Personality: Edward H. Baine

Spotlight on recipient of the Anthony R. James Legacy Award

2/23/2017, 10:51 p.m.
When 2.6 million Dominion customers in Virginia and North Carolina turn on their lights each day, they have Edward H. ...

Date and place of birth: Oct. 15 in Lunenburg County.

Current residence: Fox Creek in Chesterfield County.

Alma maters: Virginia Tech, B.S. in electrical engineering; advanced management program at the Fuqua School of Business at Duke University.

Family: Wife, Kim Baine, and three sons, Kyle, Jalen and Cameron.

What the Anthony R. James Legacy Award means to me: Recognition of all of the efforts of family and friends who have supported me, for the encouragement from schools and my community and from Dominion. All of them enable me to give back in a meaningful way.

What motivates me: Understanding all of the sacrifices that have been made for me and that I need to be relentless in making the most of it. It is also remembering what I have been taught from an early age from the Bible, “To whom much is given, much is expected.” Ultimately, when my time is done, I hope that my God and my family will say, “Well done.”

What it takes to become an engineer: Focus on learning as much as possible, especially in math and science, and stay focused on your goal. I would tell any child that if that is your dream, you can make it happen.

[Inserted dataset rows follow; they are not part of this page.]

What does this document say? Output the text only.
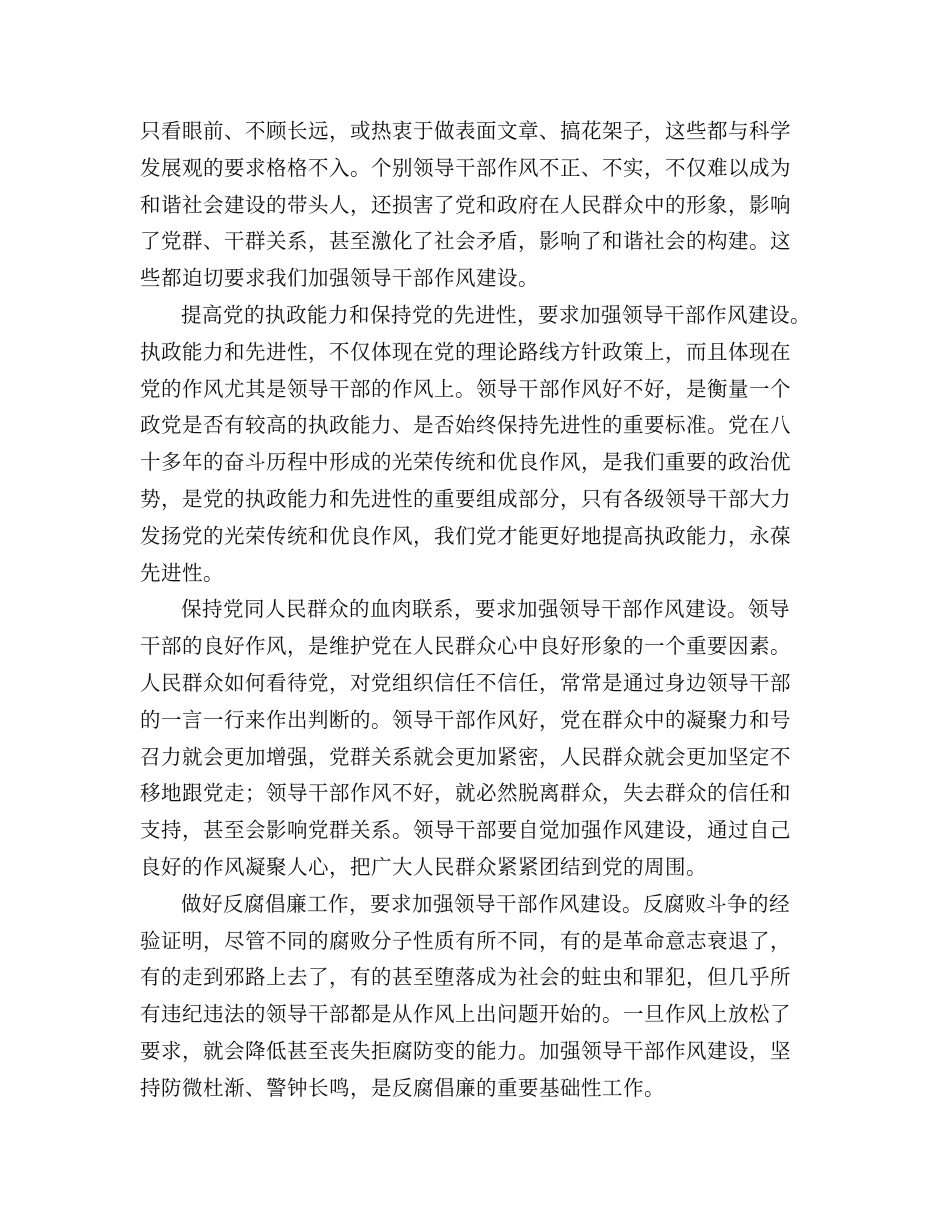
只看眼前、不顾长远，或热衷于做表面文章、搞花架子，这些都与科学
发展观的要求格格不入。个别领导干部作风不正、不实，不仅难以成为
和谐社会建设的带头人，还损害了党和政府在人民群众中的形象，影响
了党群、干群关系，甚至激化了社会矛盾，影响了和谐社会的构建。这
些都迫切要求我们加强领导干部作风建设。

提高党的执政能力和保持党的先进性，要求加强领导干部作风建设。
执政能力和先进性，不仅体现在党的理论路线方针政策上，而且体现在
党的作风尤其是领导干部的作风上。领导干部作风好不好，是衡量一个
政党是否有较高的执政能力、是否始终保持先进性的重要标准。党在八
十多年的奋斗历程中形成的光荣传统和优良作风，是我们重要的政治优
势，是党的执政能力和先进性的重要组成部分，只有各级领导干部大力
发扬党的光荣传统和优良作风，我们党才能更好地提高执政能力，永葆
先进性。

保持党同人民群众的血肉联系，要求加强领导干部作风建设。领导
干部的良好作风，是维护党在人民群众心中良好形象的一个重要因素。
人民群众如何看待党，对党组织信任不信任，常常是通过身边领导干部
的一言一行来作出判断的。领导干部作风好，党在群众中的凝聚力和号
召力就会更加增强，党群关系就会更加紧密，人民群众就会更加坚定不
移地跟党走；领导干部作风不好，就必然脱离群众，失去群众的信任和
支持，甚至会影响党群关系。领导干部要自觉加强作风建设，通过自己
良好的作风凝聚人心，把广大人民群众紧紧团结到党的周围。

做好反腐倡廉工作，要求加强领导干部作风建设。反腐败斗争的经
验证明，尽管不同的腐败分子性质有所不同，有的是革命意志衰退了，
有的走到邪路上去了，有的甚至堕落成为社会的蛀虫和罪犯，但几乎所
有违纪违法的领导干部都是从作风上出问题开始的。一旦作风上放松了
要求，就会降低甚至丧失拒腐防变的能力。加强领导干部作风建设，坚
持防微杜渐、警钟长鸣，是反腐倡廉的重要基础性工作。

Why I decided to become an electrical engineer: In high school, one of my math teachers told me that she thought I would be good at engineering. She was also the math coach for our program that is equivalent to the “Battle of the Brains” competition in the Richmond area. Also, when I wasn’t working on the tobacco farm with my family and grandfather, I would work with my other grandfather doing electrical and plumbing work. The combined experiences helped me to decide to become an electrical engineer.

Why I find it interesting: I like the challenge of solving complex problems.

Principles I always follow when I give advice: I am always clear that my advice is a point of view. You may not agree with all of it and some of it may not work for you. But it is wise to take input from people, figure out how it may work for you and use it to create your own style.

Management style: Humble yet competitive. Servant leadership — work to make the organization successful.

First engineering position: Virginia Power in Fairfax.

What I remember most about it: Even though I had a degree, there was a lot that I needed to learn. Working for a public utility, you can clearly see the impact of your work.

Advice to aspiring engineering students: Don’t give up. It gets tough sometimes, but don’t be afraid to ask for and seek help. None of us can do it alone.

How I start the day: On good days, with exercise before I go to work and thinking about what are the most important things for me to get done today. Of course, that can change during the day, but at least I start with a plan.

How I unwind: Time with family and friends.

I place top value on: Faith and family.

Best late-night snack: Grapes and cheese when I am behaving, but my nemesis is potato chips.

What makes me tick: I never want to let people down.

Hobbies: Sports and hunting.

Prized possession: My family.

The one thing I can’t stand: Selfishness.

Three words that best describe me: Quiet, humble, driven.

Person who influenced me the most: My mother.

The best thing my parents ever taught me: To be appreciative and respectful.

If I had more time, I would: Read more.

What I’m reading now: “It’s Your Ship: Management Techniques from the Best Damn Ship in the Navy” by Capt. D. Michael Abrashoff.

My next goal: Family goal — get my eldest son into college.